A fatalidade ocorreu quando o policial foi atingido por um tiro na região da nuca durante uma patrulha, elevando o nível de tensão na região do Complexo do Nordeste de Amaralina, na periferia da capital baiana.
Essas informações foram confirmadas pelos portais G1 e pelo governo estadual da Bahia. Desde a noite do dia 3, data em que Glauber faleceu, as forças policiais na área reforçaram suas atividades.
Nos momentos seguintes, oito pessoas perderam a vida em confrontos com as forças de segurança, enquanto outras três mortes ocorreram na quinta-feira, dia 5. Durante as operações, armas de fogo, uma granada e drogas foram apreendidas, evidenciando a forte presença do crime organizado na área, que possui uma população de aproximadamente 76 mil habitantes.
De acordo com dados divulgados pela Secretaria de Segurança Pública da Bahia, as investigações relacionadas à morte do policial estão avançando, com depoimentos de testemunhas desempenhando papel crucial na identificação e captura dos criminosos, que continuam atuando na região marcada pela alta incidência de violência.
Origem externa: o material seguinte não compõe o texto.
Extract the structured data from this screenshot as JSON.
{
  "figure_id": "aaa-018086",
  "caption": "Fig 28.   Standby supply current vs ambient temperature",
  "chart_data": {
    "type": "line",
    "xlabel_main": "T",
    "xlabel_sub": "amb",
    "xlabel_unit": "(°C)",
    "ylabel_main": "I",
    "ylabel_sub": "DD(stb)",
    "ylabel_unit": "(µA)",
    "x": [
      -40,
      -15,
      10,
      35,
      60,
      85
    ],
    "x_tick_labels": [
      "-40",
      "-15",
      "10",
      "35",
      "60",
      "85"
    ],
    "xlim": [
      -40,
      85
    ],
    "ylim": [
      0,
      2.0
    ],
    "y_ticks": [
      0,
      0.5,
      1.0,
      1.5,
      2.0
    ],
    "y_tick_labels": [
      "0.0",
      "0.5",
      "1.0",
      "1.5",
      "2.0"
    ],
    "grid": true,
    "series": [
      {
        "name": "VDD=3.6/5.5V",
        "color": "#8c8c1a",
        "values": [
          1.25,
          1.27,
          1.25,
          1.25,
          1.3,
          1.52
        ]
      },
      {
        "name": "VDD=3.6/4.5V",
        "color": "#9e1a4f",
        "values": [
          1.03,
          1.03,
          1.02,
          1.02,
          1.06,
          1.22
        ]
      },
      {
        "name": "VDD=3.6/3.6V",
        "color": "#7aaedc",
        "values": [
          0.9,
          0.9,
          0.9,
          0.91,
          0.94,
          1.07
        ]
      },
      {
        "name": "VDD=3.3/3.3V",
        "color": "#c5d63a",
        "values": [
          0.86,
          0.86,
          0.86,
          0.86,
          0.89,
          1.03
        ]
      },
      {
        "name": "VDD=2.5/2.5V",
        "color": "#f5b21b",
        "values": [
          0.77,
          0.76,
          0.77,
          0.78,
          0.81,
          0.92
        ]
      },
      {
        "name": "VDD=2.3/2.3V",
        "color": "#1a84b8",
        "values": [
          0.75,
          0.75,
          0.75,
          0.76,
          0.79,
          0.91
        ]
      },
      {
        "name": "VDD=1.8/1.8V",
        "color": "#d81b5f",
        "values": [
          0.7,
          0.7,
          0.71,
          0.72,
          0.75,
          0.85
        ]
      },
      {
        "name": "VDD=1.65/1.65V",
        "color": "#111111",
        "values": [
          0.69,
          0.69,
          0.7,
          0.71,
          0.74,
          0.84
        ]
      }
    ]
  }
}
O Complexo do Nordeste de Amaralina, situado próximo aos bairros do Rio Vermelho e Pituba, foi reconhecido, em 2012, como uma das áreas mais perigosas de Salvador, conforme dados do IBGE e da Secretaria de Segurança Pública.
Para garantir maior segurança, o policiamento na região permanece aumentado por tempo indeterminado. Informações sobre possíveis integrantes de facções criminosas podem ser compartilhadas de forma sigilosa pelo telefone 181, conhecido como Disque Denúncia da SSP.